I was a staunch supporter of evolutionist doctrine throughout my adolescence and into adulthood until I was about 25, at which point I finally came to the realization there were just too many unexplained holes.  I guess you could say the more I learned about it, the less I bought it.  I figure most people who believe in creation do so because they believe in God.  For me, it was the other way around: I started believing in God as a result of believing in creation, which itself was a result of becoming disillusioned with the whole idea of evolution.

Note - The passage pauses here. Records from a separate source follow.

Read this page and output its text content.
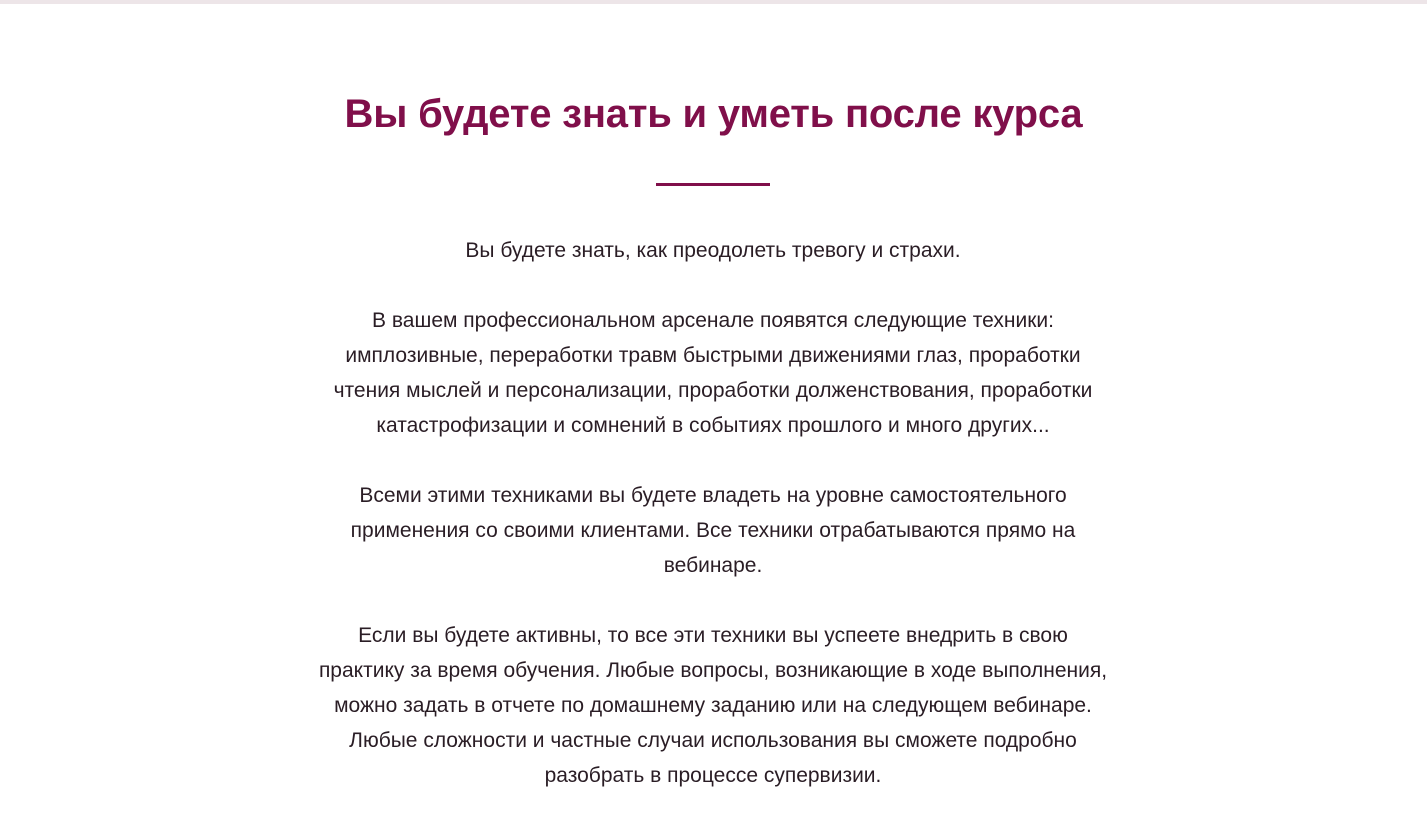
Вы будете знать и уметь после курса

Вы будете знать, как преодолеть тревогу и страхи.

В вашем профессиональном арсенале появятся следующие техники:
имплозивные, переработки травм быстрыми движениями глаз, проработки
чтения мыслей и персонализации, проработки долженствования, проработки
катастрофизации и сомнений в событиях прошлого и много других...

Всеми этими техниками вы будете владеть на уровне самостоятельного
применения со своими клиентами. Все техники отрабатываются прямо на
вебинаре.

Если вы будете активны, то все эти техники вы успеете внедрить в свою
практику за время обучения. Любые вопросы, возникающие в ходе выполнения,
можно задать в отчете по домашнему заданию или на следующем вебинаре.
Любые сложности и частные случаи использования вы сможете подробно
разобрать в процессе супервизии.
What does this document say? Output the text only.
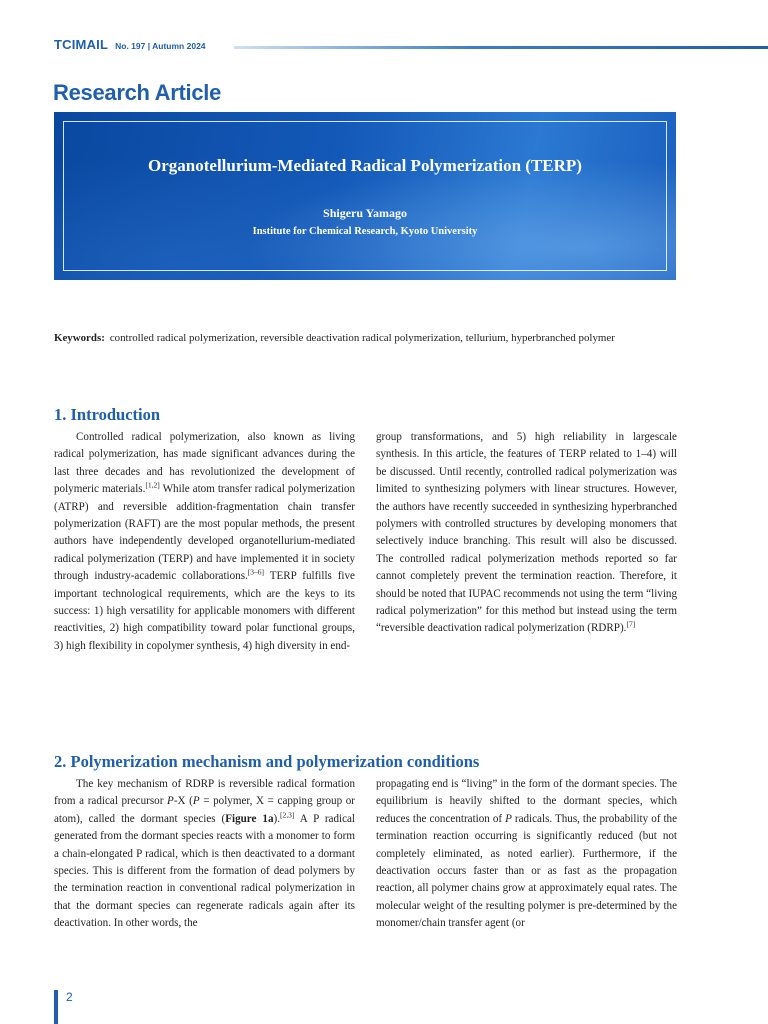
TCIMAIL No. 197 | Autumn 2024
Research Article

Organotellurium-Mediated Radical Polymerization (TERP)

Shigeru Yamago

Institute for Chemical Research, Kyoto University

Keywords: controlled radical polymerization, reversible deactivation radical polymerization, tellurium, hyperbranched polymer

1. Introduction

Controlled radical polymerization, also known as living radical polymerization, has made significant advances during the last three decades and has revolutionized the development of polymeric materials.[1,2] While atom transfer radical polymerization (ATRP) and reversible addition-fragmentation chain transfer polymerization (RAFT) are the most popular methods, the present authors have independently developed organotellurium-mediated radical polymerization (TERP) and have implemented it in society through industry-academic collaborations.[3–6] TERP fulfills five important technological requirements, which are the keys to its success: 1) high versatility for applicable monomers with different reactivities, 2) high compatibility toward polar functional groups, 3) high flexibility in copolymer synthesis, 4) high diversity in end-

group transformations, and 5) high reliability in largescale synthesis. In this article, the features of TERP related to 1–4) will be discussed. Until recently, controlled radical polymerization was limited to synthesizing polymers with linear structures. However, the authors have recently succeeded in synthesizing hyperbranched polymers with controlled structures by developing monomers that selectively induce branching. This result will also be discussed. The controlled radical polymerization methods reported so far cannot completely prevent the termination reaction. Therefore, it should be noted that IUPAC recommends not using the term “living radical polymerization” for this method but instead using the term “reversible deactivation radical polymerization (RDRP).[7]

2. Polymerization mechanism and polymerization conditions

The key mechanism of RDRP is reversible radical formation from a radical precursor P-X (P = polymer, X = capping group or atom), called the dormant species (Figure 1a).[2,3] A P radical generated from the dormant species reacts with a monomer to form a chain-elongated P radical, which is then deactivated to a dormant species. This is different from the formation of dead polymers by the termination reaction in conventional radical polymerization in that the dormant species can regenerate radicals again after its deactivation. In other words, the

propagating end is “living” in the form of the dormant species. The equilibrium is heavily shifted to the dormant species, which reduces the concentration of P radicals. Thus, the probability of the termination reaction occurring is significantly reduced (but not completely eliminated, as noted earlier). Furthermore, if the deactivation occurs faster than or as fast as the propagation reaction, all polymer chains grow at approximately equal rates. The molecular weight of the resulting polymer is pre-determined by the monomer/chain transfer agent (or

2
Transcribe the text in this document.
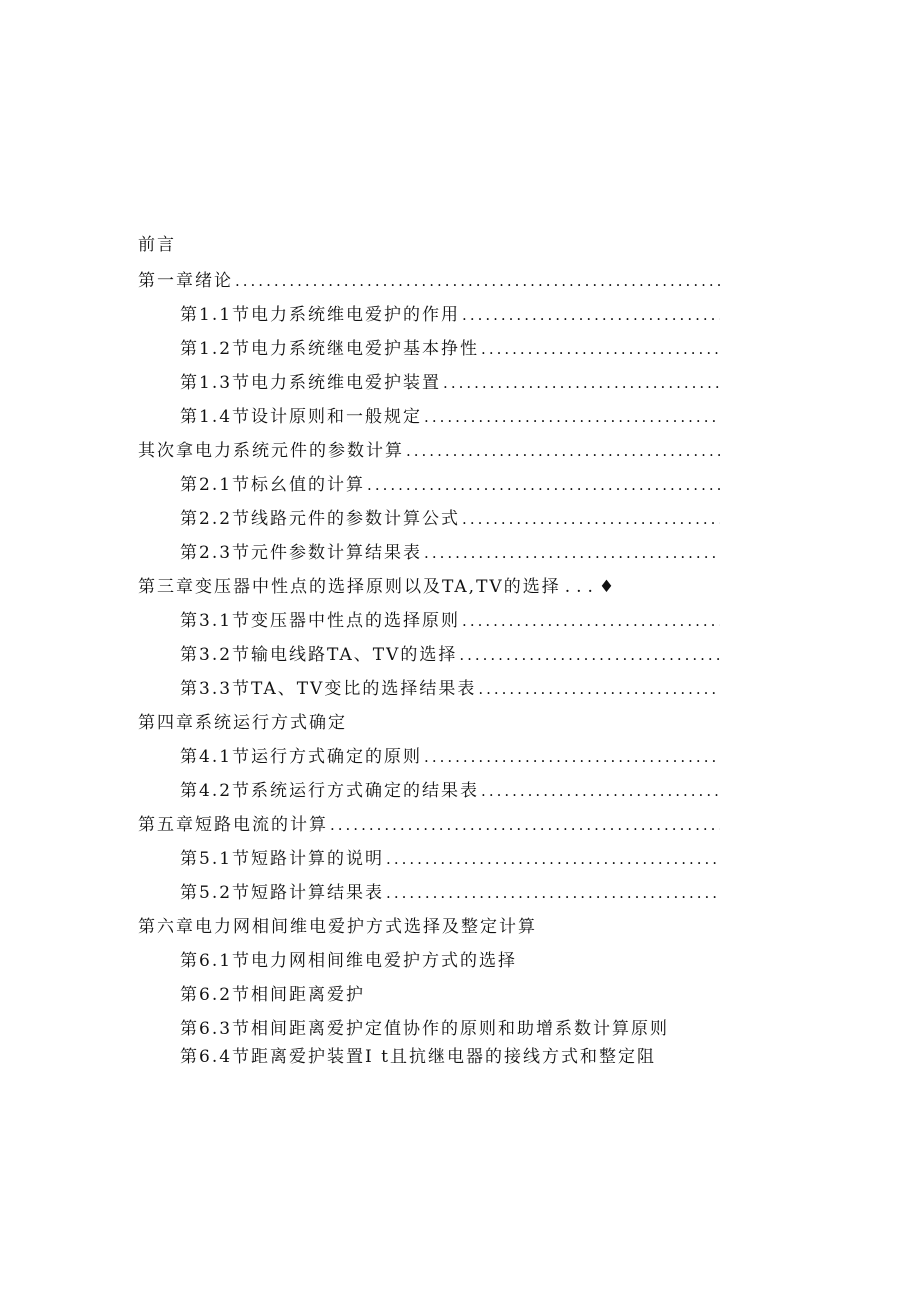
前言
第一章绪论
.....
第1.1节电力系统维电爱护的作用
.....
第1.2节电力系统继电爱护基本挣性
.....
第1.3节电力系统维电爱护装置
.....
第1.4节设计原则和一般规定
.....
其次拿电力系统元件的参数计算
.....
第2.1节标幺值的计算
.....
第2.2节线路元件的参数计算公式
.....
第2.3节元件参数计算结果表
.....
第三章变压器中性点的选择原则以及TA,TV的选择 ...♦
第3.1节变压器中性点的选择原则
.....
第3.2节输电线路TA、TV的选择
.....
第3.3节TA、TV变比的选择结果表
.....
第四章系统运行方式确定
第4.1节运行方式确定的原则
.....
第4.2节系统运行方式确定的结果表
.....
第五章短路电流的计算
.....
第5.1节短路计算的说明
.....
第5.2节短路计算结果表
.....
第六章电力网相间维电爱护方式选择及整定计算
第6.1节电力网相间维电爱护方式的选择
第6.2节相间距离爱护
第6.3节相间距离爱护定值协作的原则和助增系数计算原则
第6.4节距离爱护装置I t且抗继电器的接线方式和整定阻
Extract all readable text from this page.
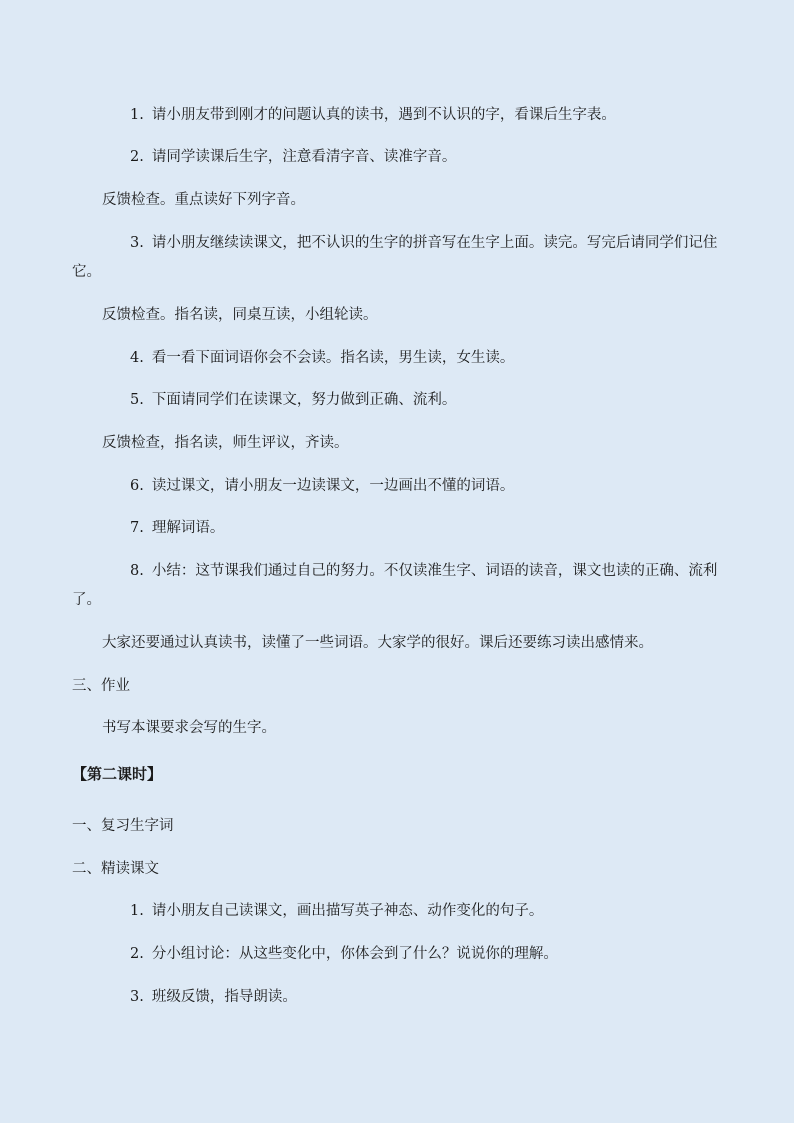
1. 请小朋友带到刚才的问题认真的读书，遇到不认识的字，看课后生字表。
2. 请同学读课后生字，注意看清字音、读准字音。
反馈检查。重点读好下列字音。
3. 请小朋友继续读课文，把不认识的生字的拼音写在生字上面。读完。写完后请同学们记住它。
反馈检查。指名读，同桌互读，小组轮读。
4. 看一看下面词语你会不会读。指名读，男生读，女生读。
5. 下面请同学们在读课文，努力做到正确、流利。
反馈检查，指名读，师生评议，齐读。
6. 读过课文，请小朋友一边读课文，一边画出不懂的词语。
7. 理解词语。
8. 小结：这节课我们通过自己的努力。不仅读准生字、词语的读音，课文也读的正确、流利了。
大家还要通过认真读书，读懂了一些词语。大家学的很好。课后还要练习读出感情来。
三、作业
书写本课要求会写的生字。
【第二课时】
一、复习生字词
二、精读课文
1. 请小朋友自己读课文，画出描写英子神态、动作变化的句子。
2. 分小组讨论：从这些变化中，你体会到了什么？说说你的理解。
3. 班级反馈，指导朗读。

I took one leap of faith to believe in a God who created the universe and all life.  A non-believer must take trillions upon trillions of leaps of faith to believe in all the things that would have had to come together to make evolution a reality.  Don’t get me wrong, leaping is fun and all, but no thanks!  I will try to go easy on these flat-earthers who do not believe in creation.  After all, what more can I expect from someone who descended from apes?

“For You created my inmost being; You knit me together in my mother’s womb.  I praise You because I am fearfully and wonderfully made…” (Psalm 139:13-14).

“For since the creation of the world God’s invisible qualities—His eternal power and divine nature—have been clearly seen, being understood from what has been made, so that people are without excuse” (Romans 1:20).